2. The Celtic fortification

The fortification situated on the Kegelriß

Archaeological research has proved that the rampart having a height between 2 and 6 meters, is dated back to the time between 150 and 80 before Christ. The fortification surrounds a surface of about 16 hectares and only the wall (map No. 1) with parts of a trench lying off (map No. 2) is still visible today. On three places the circular wall is cut and crossed by modern forestry roads. Despite the good situation of the circular wall no gate system can be recognised anywhere. In southwest direction the fortification goes the steep slope down to enclose a source having water even today (map No. 4).
During excavation works the construction of a wall, made of wood and soil, was found in 1989. Originally this construction was more than 6 meters tall. The front line of this wall shows, at intervals of 3.4 m, upright vertical posts being connected with wooden bars and cross tie bolts. Due to the decay of the wooden posts the wood-soil-construction is sunken and only visible in the shape of a wall.

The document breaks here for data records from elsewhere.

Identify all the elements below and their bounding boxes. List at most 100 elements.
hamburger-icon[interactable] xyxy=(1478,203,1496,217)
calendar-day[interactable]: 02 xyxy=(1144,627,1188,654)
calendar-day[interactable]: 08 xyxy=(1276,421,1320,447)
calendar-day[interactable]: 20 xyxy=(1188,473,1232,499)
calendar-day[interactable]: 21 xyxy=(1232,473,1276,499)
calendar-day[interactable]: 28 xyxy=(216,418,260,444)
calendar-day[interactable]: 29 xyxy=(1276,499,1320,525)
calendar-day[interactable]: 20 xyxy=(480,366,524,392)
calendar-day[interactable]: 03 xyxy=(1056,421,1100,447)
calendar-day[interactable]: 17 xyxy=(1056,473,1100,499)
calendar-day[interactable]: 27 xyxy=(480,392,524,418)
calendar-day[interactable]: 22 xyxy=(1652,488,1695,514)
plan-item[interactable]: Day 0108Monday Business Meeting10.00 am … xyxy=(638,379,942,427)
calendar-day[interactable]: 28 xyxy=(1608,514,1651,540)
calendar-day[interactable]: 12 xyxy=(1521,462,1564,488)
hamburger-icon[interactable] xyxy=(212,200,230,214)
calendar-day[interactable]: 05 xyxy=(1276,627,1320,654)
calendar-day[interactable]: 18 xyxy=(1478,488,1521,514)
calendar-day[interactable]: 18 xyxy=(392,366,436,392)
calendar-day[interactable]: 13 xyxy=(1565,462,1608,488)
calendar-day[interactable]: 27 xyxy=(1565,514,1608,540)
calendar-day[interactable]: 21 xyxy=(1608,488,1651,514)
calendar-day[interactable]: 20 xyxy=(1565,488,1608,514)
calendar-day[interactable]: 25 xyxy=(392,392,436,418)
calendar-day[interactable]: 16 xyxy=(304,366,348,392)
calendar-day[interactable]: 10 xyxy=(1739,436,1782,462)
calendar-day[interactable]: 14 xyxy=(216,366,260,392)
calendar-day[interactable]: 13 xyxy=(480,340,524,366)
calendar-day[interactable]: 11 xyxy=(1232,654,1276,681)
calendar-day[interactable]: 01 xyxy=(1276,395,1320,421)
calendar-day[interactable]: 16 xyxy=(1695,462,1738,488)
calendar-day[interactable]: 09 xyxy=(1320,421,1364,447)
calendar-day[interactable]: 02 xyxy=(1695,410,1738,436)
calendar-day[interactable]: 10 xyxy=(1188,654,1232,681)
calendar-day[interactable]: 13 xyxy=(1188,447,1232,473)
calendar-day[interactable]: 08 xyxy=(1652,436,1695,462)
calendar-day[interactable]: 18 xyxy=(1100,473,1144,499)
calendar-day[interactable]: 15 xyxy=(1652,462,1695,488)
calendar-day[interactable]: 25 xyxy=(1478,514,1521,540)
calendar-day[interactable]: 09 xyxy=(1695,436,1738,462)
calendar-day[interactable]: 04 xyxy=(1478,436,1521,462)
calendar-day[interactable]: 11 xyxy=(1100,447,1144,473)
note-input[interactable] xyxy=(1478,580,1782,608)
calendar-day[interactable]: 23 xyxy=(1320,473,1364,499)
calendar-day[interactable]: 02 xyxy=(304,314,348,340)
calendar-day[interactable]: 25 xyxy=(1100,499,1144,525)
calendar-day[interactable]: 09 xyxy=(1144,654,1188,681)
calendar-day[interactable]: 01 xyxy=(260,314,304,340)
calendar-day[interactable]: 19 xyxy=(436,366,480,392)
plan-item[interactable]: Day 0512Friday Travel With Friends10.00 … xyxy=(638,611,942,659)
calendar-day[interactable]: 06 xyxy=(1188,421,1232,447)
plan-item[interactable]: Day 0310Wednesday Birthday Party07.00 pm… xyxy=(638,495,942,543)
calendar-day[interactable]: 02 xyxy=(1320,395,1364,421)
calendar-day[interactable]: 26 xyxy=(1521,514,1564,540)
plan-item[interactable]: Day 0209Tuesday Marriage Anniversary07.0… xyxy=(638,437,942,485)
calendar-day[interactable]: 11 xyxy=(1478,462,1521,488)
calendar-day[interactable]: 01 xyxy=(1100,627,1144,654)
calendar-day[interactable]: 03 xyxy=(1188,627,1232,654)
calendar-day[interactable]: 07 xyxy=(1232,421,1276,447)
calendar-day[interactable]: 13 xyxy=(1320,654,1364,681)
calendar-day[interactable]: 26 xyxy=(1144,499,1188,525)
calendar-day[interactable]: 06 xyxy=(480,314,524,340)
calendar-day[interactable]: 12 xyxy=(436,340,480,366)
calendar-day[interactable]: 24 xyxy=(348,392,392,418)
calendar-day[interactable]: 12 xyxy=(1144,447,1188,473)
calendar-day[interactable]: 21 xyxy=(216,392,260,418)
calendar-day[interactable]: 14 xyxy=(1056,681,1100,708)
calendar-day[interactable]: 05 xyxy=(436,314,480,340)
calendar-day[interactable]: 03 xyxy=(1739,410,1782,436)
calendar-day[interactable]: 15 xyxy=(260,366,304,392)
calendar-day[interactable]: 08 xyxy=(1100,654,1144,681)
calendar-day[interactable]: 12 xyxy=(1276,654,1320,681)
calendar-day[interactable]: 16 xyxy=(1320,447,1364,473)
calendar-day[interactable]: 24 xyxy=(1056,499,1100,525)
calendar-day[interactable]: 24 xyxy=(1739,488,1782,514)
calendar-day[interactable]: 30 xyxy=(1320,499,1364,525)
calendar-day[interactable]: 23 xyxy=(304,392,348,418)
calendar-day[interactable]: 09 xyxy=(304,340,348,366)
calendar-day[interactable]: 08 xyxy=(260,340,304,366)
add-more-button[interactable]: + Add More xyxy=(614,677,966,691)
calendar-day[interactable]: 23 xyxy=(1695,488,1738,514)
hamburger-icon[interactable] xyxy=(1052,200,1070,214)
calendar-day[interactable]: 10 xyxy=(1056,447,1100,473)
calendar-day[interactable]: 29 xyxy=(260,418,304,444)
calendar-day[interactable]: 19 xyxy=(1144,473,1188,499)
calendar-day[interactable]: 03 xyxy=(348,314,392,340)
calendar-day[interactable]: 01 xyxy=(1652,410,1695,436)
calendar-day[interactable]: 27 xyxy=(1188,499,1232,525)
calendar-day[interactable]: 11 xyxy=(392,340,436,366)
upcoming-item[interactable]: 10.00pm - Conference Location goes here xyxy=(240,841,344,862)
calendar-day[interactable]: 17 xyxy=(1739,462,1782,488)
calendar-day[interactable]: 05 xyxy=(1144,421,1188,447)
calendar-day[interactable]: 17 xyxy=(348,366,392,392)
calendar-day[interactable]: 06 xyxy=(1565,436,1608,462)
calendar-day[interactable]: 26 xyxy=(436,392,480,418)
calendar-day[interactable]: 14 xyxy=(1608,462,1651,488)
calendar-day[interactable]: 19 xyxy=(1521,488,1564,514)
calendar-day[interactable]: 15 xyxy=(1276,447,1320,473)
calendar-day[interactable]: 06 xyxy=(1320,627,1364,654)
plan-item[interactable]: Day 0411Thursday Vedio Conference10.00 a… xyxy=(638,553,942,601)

The legend of the skittles

Once upon a time a fort as well as a mine site, being close to the fort, were located on the castle hill in the Ambringer Grund (Kegelriß). The mine delivered an enormous amount of gold and silver, therefore, the lords collected great treasures in subterranean vaults. One part of this treasure were skittles consisting of nine silver pins and three golden balls. During holidays, the mineworkers played with them. The golden key granting access to the vaults, was kept safe in the castle church of Saint Martin. When the castle fell into the hands of the enemy, Heini, a hermit living close to the castle, saved the key. Brother Heini who was buried together with the key close to the Eselsbrunnen (Radstube am Bergbaupfad – wheel chamber situated on the mining path) must protect as a ghost, the treasure together with a black giant and a bear in the subterranean vaults (old mine tunnel).

Information: In Germany 28 legends are famous telling the story of golden and silver skittles (among others the legend of Belchen as well as of Zähringen castle). Most of these legends are linked to castles and the mining industry. Since the Middle Ages, the skittles have been known in Europe and were played by miners. However, we do not know how old the legends of the golden skittles are. Usually they were documented in the 19th century.